François de Carrare s’adressa à Eymerich sur un ton beaucoup moins hostile.

— Je ne veux pas garder dans le salon principal de mon palais des symboles que mon peintre et moi-même ne connaissons pas. Père Nicolas, votre renommée avait atteint Padoue avant même que le chapitre dominicain vous accorde sa confiance. Vous êtes perspicace et cultivé. Seriez-vous prêt à enquêter sur les symboles qui figurent dans ce portrait de Sémiramis en échange d’une récompense ?

— Les récompenses ne m’intéressent pas, répondit Eymerich d’une voix également radoucie. Mais j’accepterai par curiosité personnelle, monseigneur. Je sens comme une odeur d’hérésie. Mais vous n’avez pas d’inquisiteur à Padoue ?

— Nous n’en avons jamais eu besoin. Et, à vrai dire, j’ai délégué aux franciscains la surveillance de…

Eymerich l’interrompit.

— Monsieur, avec tout le respect que je vous dois, déléguer quelque chose aux franciscains revient à confier à des incompétents la tâche d’enquêter sur le néant. Les résultats ne risquent guère d’être enthousiasmants. Parlez-moi plutôt de ce Pétrarque. Il habite encore à Padoue ?

— Oui, mais il est sur le point de déménager à la campagne.

— On peut le rencontrer ?

— Je suppose que oui.

François de Carrare fit un petit signe de tête en direction d’Altichiero.

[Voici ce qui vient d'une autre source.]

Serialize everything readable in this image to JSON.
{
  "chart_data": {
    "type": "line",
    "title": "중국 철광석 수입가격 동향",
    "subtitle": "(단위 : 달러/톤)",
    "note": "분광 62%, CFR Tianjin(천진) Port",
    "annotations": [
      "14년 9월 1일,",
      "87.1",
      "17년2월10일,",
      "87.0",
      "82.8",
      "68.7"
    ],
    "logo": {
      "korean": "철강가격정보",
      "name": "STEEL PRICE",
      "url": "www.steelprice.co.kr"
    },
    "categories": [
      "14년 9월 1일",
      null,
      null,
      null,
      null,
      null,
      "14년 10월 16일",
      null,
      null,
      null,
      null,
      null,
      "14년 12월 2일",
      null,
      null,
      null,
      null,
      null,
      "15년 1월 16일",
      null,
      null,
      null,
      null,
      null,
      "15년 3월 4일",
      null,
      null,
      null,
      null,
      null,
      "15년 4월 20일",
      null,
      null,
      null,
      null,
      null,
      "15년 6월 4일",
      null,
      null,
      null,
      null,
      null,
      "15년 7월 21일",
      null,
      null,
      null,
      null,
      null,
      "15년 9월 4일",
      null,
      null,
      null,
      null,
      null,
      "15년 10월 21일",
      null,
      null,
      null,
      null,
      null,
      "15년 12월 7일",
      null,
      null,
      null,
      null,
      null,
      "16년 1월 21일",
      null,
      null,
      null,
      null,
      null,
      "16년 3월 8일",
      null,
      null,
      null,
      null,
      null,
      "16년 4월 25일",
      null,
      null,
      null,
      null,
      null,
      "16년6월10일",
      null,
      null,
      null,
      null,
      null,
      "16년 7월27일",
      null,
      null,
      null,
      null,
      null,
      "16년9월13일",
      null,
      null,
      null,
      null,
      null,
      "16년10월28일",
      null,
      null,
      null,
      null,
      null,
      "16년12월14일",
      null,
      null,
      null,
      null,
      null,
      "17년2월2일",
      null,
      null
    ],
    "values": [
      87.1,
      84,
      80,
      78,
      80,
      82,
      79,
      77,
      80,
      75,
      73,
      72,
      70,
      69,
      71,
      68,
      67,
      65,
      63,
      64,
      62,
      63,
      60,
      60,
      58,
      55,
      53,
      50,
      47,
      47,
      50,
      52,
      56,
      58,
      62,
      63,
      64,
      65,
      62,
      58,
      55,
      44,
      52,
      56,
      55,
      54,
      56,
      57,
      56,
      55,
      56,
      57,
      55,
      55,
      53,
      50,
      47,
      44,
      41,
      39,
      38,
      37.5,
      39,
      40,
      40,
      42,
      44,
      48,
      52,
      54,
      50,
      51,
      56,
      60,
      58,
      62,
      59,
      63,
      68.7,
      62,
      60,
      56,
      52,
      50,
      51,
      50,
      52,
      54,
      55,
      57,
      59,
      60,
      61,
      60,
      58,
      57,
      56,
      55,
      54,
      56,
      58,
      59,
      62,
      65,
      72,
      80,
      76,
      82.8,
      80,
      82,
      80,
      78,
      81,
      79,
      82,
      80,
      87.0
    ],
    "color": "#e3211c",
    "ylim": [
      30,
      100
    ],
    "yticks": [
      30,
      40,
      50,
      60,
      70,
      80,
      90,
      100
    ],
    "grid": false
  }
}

— Mon ami, je vous confie l’honneur de seconder notre hôte. Conduisez-le à la maison du poète. Entre-temps, je chercherai un meilleur peintre que vous, capable de peindre des femmes qui résistent à la luxure. On ne voit vraiment pas l’intérêt de mettre une femme au milieu d’hommes illustres. Et si en plus il s’agit de Sémiramis, le malentendu se transforme en blasphème.

Pour la première fois, Eymerich approuva vigoureusement et ajouta d’un ton courtois :

— Je vous remercie beaucoup. Pétrarque habite près d’ici ?

— Oui, bien que je sois en train d’acheter une maison pour lui à Arqua. C’est le moins que je puisse faire pour un lettré qui nous honore tous.

Eymerich s’assombrit de nouveau.

— Allons-y, ordonna-t-il à Altichiero. Je n’ai plus de temps à perdre à contempler vos gribouillages.

Pedro Bagueny fut le dernier à prendre congé de François de Carrare par une petite révérence. En se redressant, il lui adressa un regard malicieux.

— Et dites-vous bien qu’aujourd’hui, il est de bonne humeur !

Puis il s’empressa de rejoindre le magister et le peintre dans l’escalier qui conduisait au rez-de-chaussée.